Category: Programming

  • Avoid loops in R! Really?

    It must have been around the year 2000, when I wrote my first snipped of SPLUS/R code. One thing I’ve learned back then:

    Loops are slow. Replace them with

    1. vectorized calculations or
    2. if vectorization is not possible, use sapply() et al.

    Since then, the R core team and the community has invested tons of time to improve R and also to make it faster. There are things like RCPP and parallel computing to speed up loops.

    But what still relatively few R users know: loops are not that slow anymore. We want to demonstrate this using two examples.

    Example 1: sqrt()

    We use three ways to calculate the square root of a vector of random numbers:

    1. Vectorized calculation. This will be the way to go because it is internally optimized in C.
    2. A loop. This must be super slow for large vectors.
    3. vapply() (as safe alternative to sapply).

    The three approaches are then compared via bench::mark() regarding their speed for different numbers n of vector lengths. The results are then compared first regarding absolute median times, and secondly (using an independent run), on a relative scale (1 is the vectorized approach).

    library(tidyverse)
    library(bench)
    
    # Calculate square root for each element in loop
    sqrt_loop <- function(x) {
      out <- numeric(length(x))
      for (i in seq_along(x)) {
        out[i] <- sqrt(x[i])
      }
      out
    }
    
    # Example
    sqrt_loop(1:4) # 1.000000 1.414214 1.732051 2.000000
    
    # Compare its performance with two alternatives
    sqrt_benchmark <- function(n) {
      x <- rexp(n)
      mark(
        vectorized = sqrt(x),
        loop = sqrt_loop(x),
        vapply = vapply(x, sqrt, FUN.VALUE = 0.0),
        # relative = TRUE
      )
    }
    
    # Combine results of multiple benchmarks and plot results
    multiple_benchmarks <- function(one_bench, N) {
      res <- vector("list", length(N))
      for (i in seq_along(N)) {
        res[[i]] <- one_bench(N[i]) %>% 
          mutate(n = N[i], expression = names(expression))
      }
      
      ggplot(bind_rows(res), aes(n, median, color = expression)) +
        geom_point(size = 3) +
        geom_line(size = 1) +
        scale_x_log10() +
        ggtitle(deparse1(substitute(one_bench))) +
        theme(legend.position = c(0.8, 0.15))
    }
    
    # Apply simulation
    multiple_benchmarks(sqrt_benchmark, N = 10^seq(3, 6, 0.25))

    Absolute timings

    Absolute median times on the “sqrt()” task

    Relative timings (using a second run)

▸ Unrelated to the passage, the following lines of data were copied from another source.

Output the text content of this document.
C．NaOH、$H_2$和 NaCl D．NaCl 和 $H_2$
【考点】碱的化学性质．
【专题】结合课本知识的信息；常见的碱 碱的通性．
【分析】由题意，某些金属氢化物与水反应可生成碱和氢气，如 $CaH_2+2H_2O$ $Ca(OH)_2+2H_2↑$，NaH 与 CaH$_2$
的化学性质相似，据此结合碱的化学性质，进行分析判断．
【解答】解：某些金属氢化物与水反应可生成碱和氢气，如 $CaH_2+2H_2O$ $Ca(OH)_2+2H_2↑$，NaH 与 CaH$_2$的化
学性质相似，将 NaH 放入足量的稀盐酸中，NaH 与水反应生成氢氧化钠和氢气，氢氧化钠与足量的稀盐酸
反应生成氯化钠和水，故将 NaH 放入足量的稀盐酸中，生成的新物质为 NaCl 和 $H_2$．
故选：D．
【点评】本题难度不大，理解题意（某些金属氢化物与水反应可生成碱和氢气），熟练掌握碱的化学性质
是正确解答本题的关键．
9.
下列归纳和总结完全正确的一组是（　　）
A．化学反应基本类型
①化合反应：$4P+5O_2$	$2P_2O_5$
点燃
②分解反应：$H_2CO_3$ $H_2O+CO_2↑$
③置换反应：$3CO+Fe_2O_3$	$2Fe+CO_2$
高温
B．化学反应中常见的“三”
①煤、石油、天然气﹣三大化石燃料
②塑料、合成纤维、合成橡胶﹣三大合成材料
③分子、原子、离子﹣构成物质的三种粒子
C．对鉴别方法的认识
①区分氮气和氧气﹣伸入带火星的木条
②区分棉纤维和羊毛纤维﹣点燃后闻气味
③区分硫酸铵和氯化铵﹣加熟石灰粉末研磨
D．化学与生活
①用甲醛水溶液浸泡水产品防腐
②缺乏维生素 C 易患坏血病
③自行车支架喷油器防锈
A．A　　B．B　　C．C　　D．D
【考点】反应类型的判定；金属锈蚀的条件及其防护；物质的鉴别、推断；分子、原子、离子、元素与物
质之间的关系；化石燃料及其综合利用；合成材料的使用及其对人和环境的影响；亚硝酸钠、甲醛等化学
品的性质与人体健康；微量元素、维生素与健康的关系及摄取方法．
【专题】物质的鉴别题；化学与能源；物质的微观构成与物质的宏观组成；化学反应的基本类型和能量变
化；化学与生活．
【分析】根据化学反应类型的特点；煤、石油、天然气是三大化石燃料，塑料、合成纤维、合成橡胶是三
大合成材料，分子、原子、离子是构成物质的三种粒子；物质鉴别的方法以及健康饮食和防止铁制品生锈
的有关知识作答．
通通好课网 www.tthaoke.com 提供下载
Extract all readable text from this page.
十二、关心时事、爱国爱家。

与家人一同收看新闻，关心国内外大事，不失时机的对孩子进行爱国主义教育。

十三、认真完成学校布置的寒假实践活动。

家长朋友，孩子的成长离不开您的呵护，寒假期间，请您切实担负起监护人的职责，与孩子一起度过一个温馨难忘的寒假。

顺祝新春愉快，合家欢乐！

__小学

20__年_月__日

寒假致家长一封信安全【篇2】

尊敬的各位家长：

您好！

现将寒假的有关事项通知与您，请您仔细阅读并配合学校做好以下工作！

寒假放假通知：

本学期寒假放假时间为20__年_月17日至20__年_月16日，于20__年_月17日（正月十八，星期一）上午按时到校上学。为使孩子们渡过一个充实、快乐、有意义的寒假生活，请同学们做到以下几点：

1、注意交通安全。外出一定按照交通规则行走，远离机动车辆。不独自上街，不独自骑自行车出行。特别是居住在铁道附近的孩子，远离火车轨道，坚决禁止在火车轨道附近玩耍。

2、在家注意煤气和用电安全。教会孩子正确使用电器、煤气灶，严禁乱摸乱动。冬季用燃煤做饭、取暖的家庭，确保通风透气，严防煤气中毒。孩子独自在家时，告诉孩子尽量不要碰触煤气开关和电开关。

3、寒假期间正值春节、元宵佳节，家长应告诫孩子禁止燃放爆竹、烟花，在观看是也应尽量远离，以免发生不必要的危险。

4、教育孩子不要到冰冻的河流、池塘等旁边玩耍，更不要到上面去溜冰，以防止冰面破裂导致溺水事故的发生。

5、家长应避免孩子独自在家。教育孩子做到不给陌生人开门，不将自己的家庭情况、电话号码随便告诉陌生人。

    Relative median times of a separate run on the “sqrt()” task

    We see:

    • Run times increase quite linearly with vector size.
    • Vectorization is more than ten times faster than the naive loop.
    • Most strikingly, vapply() is much slower than the naive loop. Would you have thought this?

    Example 2: paste()

    For the second example, we use a less simple function, namely

    paste(“Number”, prettyNum(x, digits = 5))

    What will our three approaches (vectorized, naive loop, vapply) show on this task?

    pretty_paste <- function(x) {
      paste("Number", prettyNum(x, digits = 5))
    }
    
    # Example
    pretty_paste(pi) # "Number 3.1416"
    
    # Again, call pretty_paste() for each element in a loop
    paste_loop <- function(x) {
      out <- character(length(x))
      for (i in seq_along(x)) {
        out[i] <- pretty_paste(x[i])
      }
      out
    }
    
    # Compare its performance with two alternatives
    paste_benchmark <- function(n) {
      x <- rexp(n)
      mark(
        vectorized = pretty_paste(x),
        loop = paste_loop(x),
        vapply = vapply(x, pretty_paste, FUN.VALUE = ""),
        # relative = TRUE
      )
    }
    
    multiple_benchmarks(paste_benchmark, N = 10^seq(3, 5, 0.25))

    Absolute timings

    Absolute median times on the “paste()” task

    Relative timings (using a second run)

    Relative median times of a separate run on the “paste()” task
    • In contrast to the first example, vapply() is now as fast as the naive loop.
    • The time advantage of the vectorized approach is much less impressive. The loop takes in median only 50% longer.

    Conclusion

    1. Vectorization is fast and easy to read. If available, use this. No surprise.
    2. If you use vapply/sapply/lapply, do it for the style, not for the speed. In some cases, the loop will be faster. And, depending on the situation and the audience, a loop might actually be even easier to read.

    The code can be found on github.

    The runs have been made on a Windows 11 system with a four core Intel(R) Core(TM) i7-8650U CPU @ 1.90GHz processor.